Was just wondering if there are any of you living/working in the Netherlands and if so, where do you get your nicotine bases from?

I am sick of buying 10ml "boosters" and was hoping to gain some clarification as to where you can buy larger amounts and can we ship it legally into the country?

Reactions: Like 2


----------



## johan (19/2/19)

The 10ml max "nic-shots" or "boosters" is an EU regulation. The only tip that I can provide is to befriend an e-juice mixing house and buy some from the backdoor.

Reactions: Like 3


----------



## GerharddP (21/2/19)

johan said:


> The 10ml max "nic-shots" or "boosters" is an EU regulation. The only tip that I can provide is to befriend an e-juice mixing house and buy some from the backdoor.


I see that yes.
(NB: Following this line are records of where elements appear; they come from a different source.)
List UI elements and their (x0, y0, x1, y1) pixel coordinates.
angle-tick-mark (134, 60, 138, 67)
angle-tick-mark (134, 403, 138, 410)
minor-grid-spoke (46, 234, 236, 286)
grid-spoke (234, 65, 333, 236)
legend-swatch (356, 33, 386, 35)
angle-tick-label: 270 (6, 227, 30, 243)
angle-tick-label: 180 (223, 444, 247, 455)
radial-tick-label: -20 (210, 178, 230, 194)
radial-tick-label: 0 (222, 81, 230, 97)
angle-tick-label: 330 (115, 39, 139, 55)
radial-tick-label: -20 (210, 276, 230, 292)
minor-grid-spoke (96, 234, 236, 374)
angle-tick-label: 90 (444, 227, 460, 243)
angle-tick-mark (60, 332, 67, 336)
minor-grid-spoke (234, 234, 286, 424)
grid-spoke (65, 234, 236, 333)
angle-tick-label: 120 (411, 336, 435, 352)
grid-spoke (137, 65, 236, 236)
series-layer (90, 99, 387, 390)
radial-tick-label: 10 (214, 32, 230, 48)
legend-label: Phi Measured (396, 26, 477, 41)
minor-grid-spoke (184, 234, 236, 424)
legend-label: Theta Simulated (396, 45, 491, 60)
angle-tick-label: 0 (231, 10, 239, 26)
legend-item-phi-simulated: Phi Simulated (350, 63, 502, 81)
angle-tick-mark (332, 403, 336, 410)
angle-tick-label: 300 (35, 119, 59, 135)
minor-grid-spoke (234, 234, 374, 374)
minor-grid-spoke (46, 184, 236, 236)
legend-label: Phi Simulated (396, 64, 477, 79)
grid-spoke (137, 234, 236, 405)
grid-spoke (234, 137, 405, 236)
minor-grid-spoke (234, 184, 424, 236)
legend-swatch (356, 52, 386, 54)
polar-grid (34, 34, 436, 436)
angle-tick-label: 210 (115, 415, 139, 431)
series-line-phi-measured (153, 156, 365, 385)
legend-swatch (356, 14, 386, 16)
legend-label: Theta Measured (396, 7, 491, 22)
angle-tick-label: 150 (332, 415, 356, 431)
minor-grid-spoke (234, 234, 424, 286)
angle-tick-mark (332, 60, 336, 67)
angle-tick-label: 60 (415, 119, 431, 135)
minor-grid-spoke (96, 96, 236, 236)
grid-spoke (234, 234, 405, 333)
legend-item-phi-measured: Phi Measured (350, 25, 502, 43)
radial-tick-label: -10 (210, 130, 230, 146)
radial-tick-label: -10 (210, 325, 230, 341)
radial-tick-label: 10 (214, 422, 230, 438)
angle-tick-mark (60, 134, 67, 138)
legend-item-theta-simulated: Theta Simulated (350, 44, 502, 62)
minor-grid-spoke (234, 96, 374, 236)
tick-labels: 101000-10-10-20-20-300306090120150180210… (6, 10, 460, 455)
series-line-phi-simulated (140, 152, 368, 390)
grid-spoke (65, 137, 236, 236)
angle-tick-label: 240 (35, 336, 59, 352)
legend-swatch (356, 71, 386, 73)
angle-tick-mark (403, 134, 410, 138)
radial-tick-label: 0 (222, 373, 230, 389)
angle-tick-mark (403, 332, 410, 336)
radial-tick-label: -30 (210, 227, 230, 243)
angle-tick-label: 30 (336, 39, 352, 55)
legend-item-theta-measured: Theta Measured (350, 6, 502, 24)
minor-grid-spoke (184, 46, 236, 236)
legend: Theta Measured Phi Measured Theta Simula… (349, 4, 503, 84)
As they say in The Netherlands, the guys that made these regulations are klootzaken.

I have found a supplier that sells 1 liter 70/30 with enough shots to mix to your specs. Not the cheapest but it makes life a lot easier.

Thanks for the reply though.

Reactions: Like 3


----------



## Snape of Vape (26/6/20)

Hey @GerharddP only saw your post now. I'm also in NL. Where are you getting your Nic from? Have you tried savevape.nl?

Sent from my Pixel 2 using Tapatalk

Reactions: Like 2


----------